7. The process as claimed in claim 2, wherein the reaction of hydrolysis is carried out at a temperature of 5 to 40°C.
8. The process as claimed in claims 1 and 2, wherein the weight ratio of water to alkyl dichlorocyclopropane carboxylate is selected in the range from 0.5 to 1.2.

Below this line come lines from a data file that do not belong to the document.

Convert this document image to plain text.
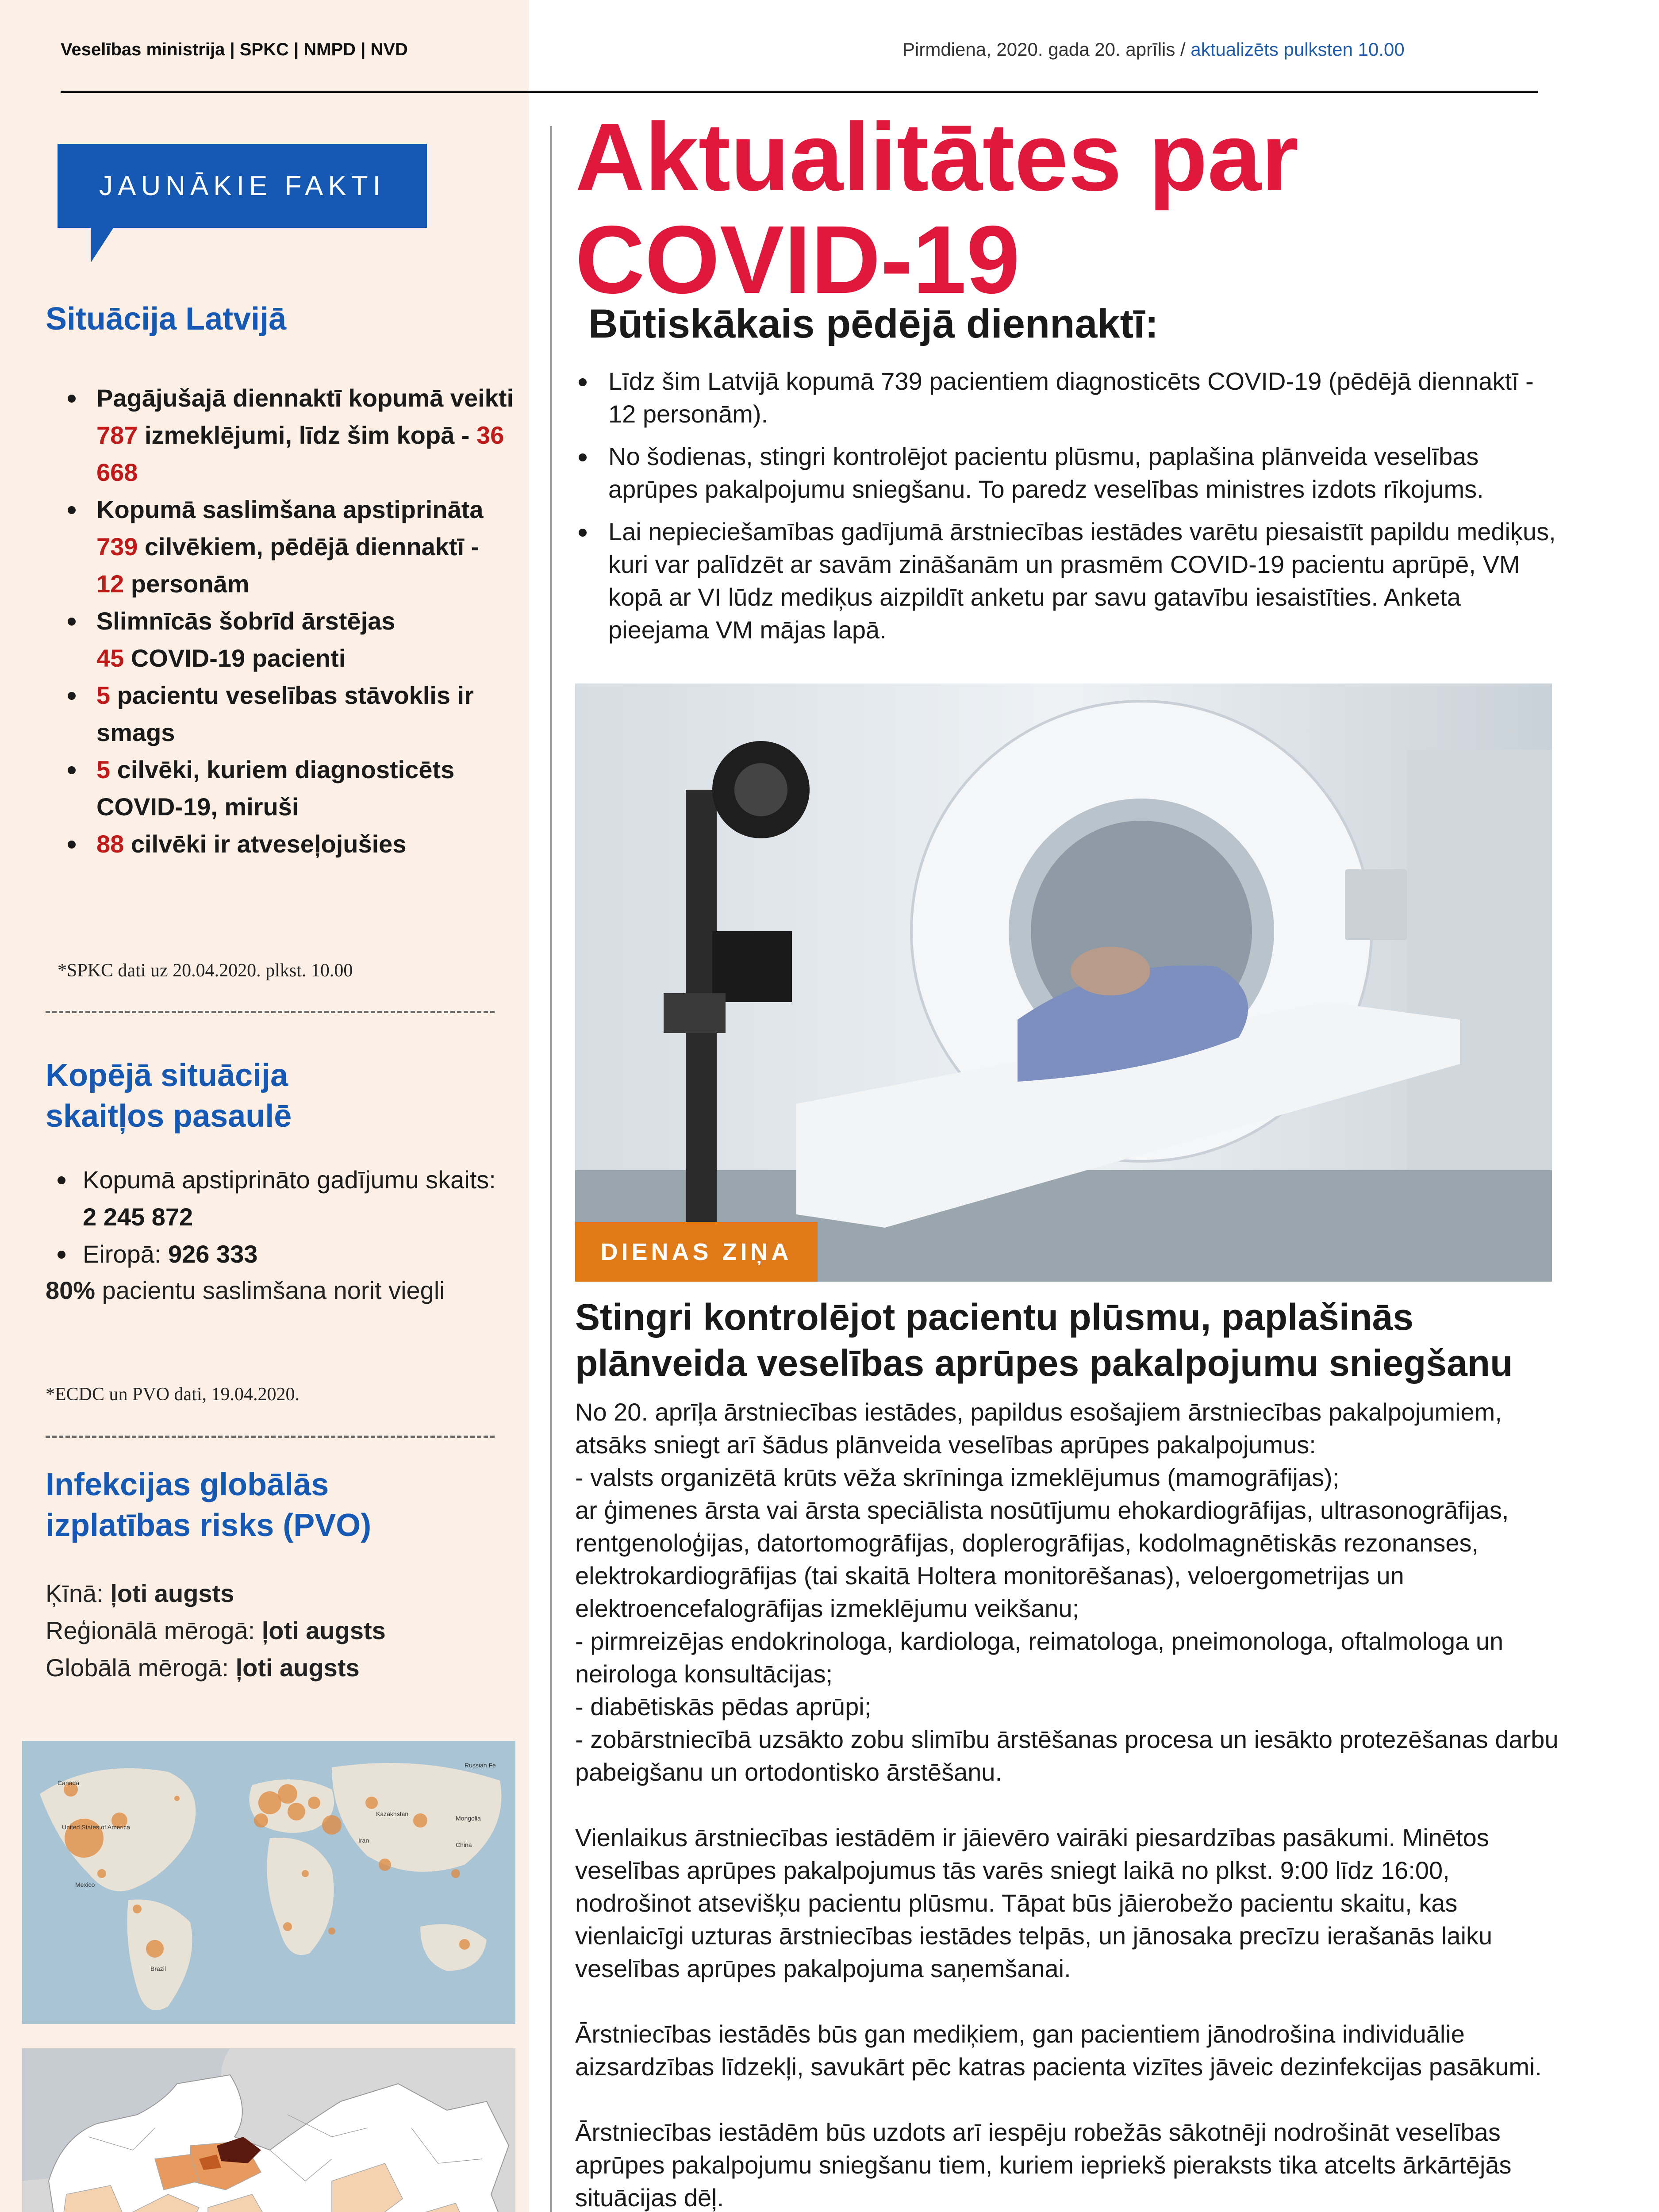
Veselības ministrija | SPKC | NMPD | NVD	Pirmdiena, 2020. gada 20. aprīlis / aktualizēts pulksten 10.00
JAUNĀKIE FAKTI
Situācija Latvijā
Pagājušajā diennaktī kopumā veikti 787 izmeklējumi, līdz šim kopā - 36 668
Kopumā saslimšana apstiprināta 739 cilvēkiem, pēdējā diennaktī -
12 personām
Slimnīcās šobrīd ārstējas
45 COVID-19 pacienti
5 pacientu veselības stāvoklis ir smags
5 cilvēki, kuriem diagnosticēts COVID-19, miruši
88 cilvēki ir atveseļojušies
*SPKC dati uz 20.04.2020. plkst. 10.00
Kopējā situācija
skaitļos pasaulē
Kopumā apstiprināto gadījumu skaits: 2 245 872
Eiropā: 926 333
80% pacientu saslimšana norit viegli
*ECDC un PVO dati, 19.04.2020.
Infekcijas globālās
izplatības risks (PVO)
Ķīnā: ļoti augsts
Reģionālā mērogā: ļoti augsts
Globālā mērogā: ļoti augsts
Canada
United States of America
Brazil
Mexico
Kazakhstan
Iran
Russian Fe
Mongolia
China
Aktualitātes par
COVID-19
Būtiskākais pēdējā diennaktī:
Līdz šim Latvijā kopumā 739 pacientiem diagnosticēts COVID-19 (pēdējā diennaktī - 12 personām).
No šodienas, stingri kontrolējot pacientu plūsmu, paplašina plānveida veselības aprūpes pakalpojumu sniegšanu. To paredz veselības ministres izdots rīkojums.
Lai nepieciešamības gadījumā ārstniecības iestādes varētu piesaistīt papildu mediķus, kuri var palīdzēt ar savām zināšanām un prasmēm COVID-19 pacientu aprūpē, VM kopā ar VI lūdz mediķus aizpildīt anketu par savu gatavību iesaistīties. Anketa pieejama VM mājas lapā.
DIENAS ZIŅA
Stingri kontrolējot pacientu plūsmu, paplašinās plānveida veselības aprūpes pakalpojumu sniegšanu

No 20. aprīļa ārstniecības iestādes, papildus esošajiem ārstniecības pakalpojumiem, atsāks sniegt arī šādus plānveida veselības aprūpes pakalpojumus:

- valsts organizētā krūts vēža skrīninga izmeklējumus (mamogrāfijas);

ar ģimenes ārsta vai ārsta speciālista nosūtījumu ehokardiogrāfijas, ultrasonogrāfijas, rentgenoloģijas, datortomogrāfijas, doplerogrāfijas, kodolmagnētiskās rezonanses, elektrokardiogrāfijas (tai skaitā Holtera monitorēšanas), veloergometrijas un elektroencefalogrāfijas izmeklējumu veikšanu;

- pirmreizējas endokrinologa, kardiologa, reimatologa, pneimonologa, oftalmologa un neirologa konsultācijas;

- diabētiskās pēdas aprūpi;

- zobārstniecībā uzsākto zobu slimību ārstēšanas procesa un iesākto protezēšanas darbu pabeigšanu un ortodontisko ārstēšanu.

Vienlaikus ārstniecības iestādēm ir jāievēro vairāki piesardzības pasākumi. Minētos veselības aprūpes pakalpojumus tās varēs sniegt laikā no plkst. 9:00 līdz 16:00, nodrošinot atsevišķu pacientu plūsmu. Tāpat būs jāierobežo pacientu skaitu, kas vienlaicīgi uzturas ārstniecības iestādes telpās, un jānosaka precīzu ierašanās laiku veselības aprūpes pakalpojuma saņemšanai.

Ārstniecības iestādēs būs gan mediķiem, gan pacientiem jānodrošina individuālie aizsardzības līdzekļi, savukārt pēc katras pacienta vizītes jāveic dezinfekcijas pasākumi.

Ārstniecības iestādēm būs uzdots arī iespēju robežās sākotnēji nodrošināt veselības aprūpes pakalpojumu sniegšanu tiem, kuriem iepriekš pieraksts tika atcelts ārkārtējās situācijas dēļ.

9. A process for the preparation of alkyl dichlorocyclopropane-1-carboxylate, comprising the steps of:
a) reacting allyl alcohol and trimethylorthoformate to obtain triallylorthoformate;
b) reacting triallylorthoformate and chloroform to obtain tris-(2,2-dichlorocyclopropylcarbinyl)orthoformate;
c) reacting tris-(2,2-dichlorocyclopropylcarbinyl)orthoformate and nitric acid to obtain 2,2-dichlorocyclopropane carboxylic acid; and
d) reacting 2,2-dichlorocyclopropane carboxylic acid and an alcohol to obtain alkyl dichlorocyclopropane-1-carboxylate.

10. The process as claimed in claim 9, wherein the reaction of step a) is carried out at 90-100°C.